The Nestlé factory welcomed us with so many delicious treats, like ice cream and wafers. Like most companies around the world, Nestle had some issues with profitability in 2009; however, almost every year since they have continued growing positively. Nestlé competes with many other small local companies. One of their strategies is to buy the local businesses and try to maintain the identity, culture, and value of the company for a better result of the acquisition. Nestlé also created different products and packages to fit their target market’s requests and tastes, such as Green Tea flavored wafers.
Because the cost of labor in China is going up 10% annually, Nestle’s future plan is to make their processes more automated to decrease the production costs.
After visiting the factory, we drove back to Beijing to visit the CEO and Chairman of the Greater China Region for Nestle, Roland Decorvet.
Roland is originally from Switzerland and has been working for Nestle for almost 20 years.
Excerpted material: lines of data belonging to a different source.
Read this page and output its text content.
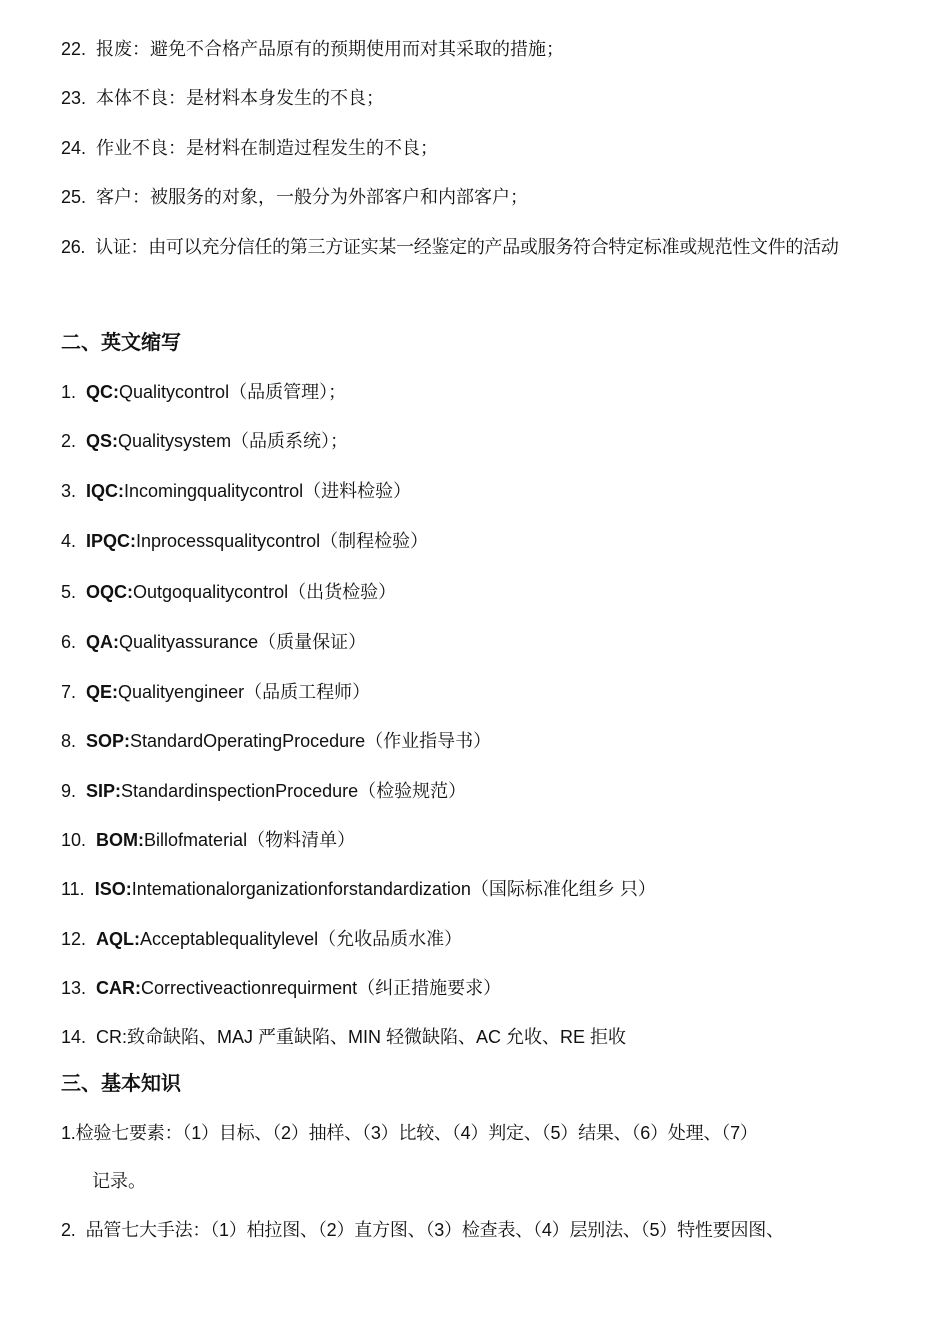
22. 报废：避免不合格产品原有的预期使用而对其采取的措施；
23. 本体不良：是材料本身发生的不良；
24. 作业不良：是材料在制造过程发生的不良；
25. 客户：被服务的对象，一般分为外部客户和内部客户；
26. 认证：由可以充分信任的第三方证实某一经鉴定的产品或服务符合特定标准或规范性文件的活动
二、英文缩写
1. QC:Qualitycontrol（品质管理）；
2. QS:Qualitysystem（品质系统）；
3. IQC:Incomingqualitycontrol（进料检验）
4. IPQC:Inprocessqualitycontrol（制程检验）
5. OQC:Outgoqualitycontrol（出货检验）
6. QA:Qualityassurance（质量保证）
7. QE:Qualityengineer（品质工程师）
8. SOP:StandardOperatingProcedure（作业指导书）
9. SIP:StandardinspectionProcedure（检验规范）
10. BOM:Billofmaterial（物料清单）
11. ISO:Intemationalorganizationforstandardization（国际标准化组乡 只）
12. AQL:Acceptablequalitylevel（允收品质水准）
13. CAR:Correctiveactionrequirment（纠正措施要求）
14. CR:致命缺陷、MAJ 严重缺陷、MIN 轻微缺陷、AC 允收、RE 拒收
三、基本知识
1.检验七要素：（1）目标、（2）抽样、（3）比较、（4）判定、（5）结果、（6）处理、（7）
记录。
2. 品管七大手法：（1）柏拉图、（2）直方图、（3）检查表、（4）层别法、（5）特性要因图、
Nestlé’s goal is to produce food for local people from local resources; therefore, most products are being purchased from local farmers, like milk. Nestle even built a university to teach local farmers how to be farm better and be more resourceful, all fully funded by Nestle.
Identity, culture, and value is important to the Nestle company. For instance, almost two years ago Nestle bought a local company in China named Yinulu, a company with $1.5 million annual revenue. This company creates products for Chinese tastes, like peanut milk, which is just one example of a company listening to its customers and making products that suit the target market.
Seventy percent of Nestle products doesn’t have Nestle’s brand on the packaging. Nestlé likes to keep the names and brands of the products the same after mergers and acquisitions, as consumers are familiar with those products. Currently, Nestle has 33 factories in China.
After our visit with Nestle, we drove back to our hotel to get ready for our group dinner at Roast Duck restaurant. Yum!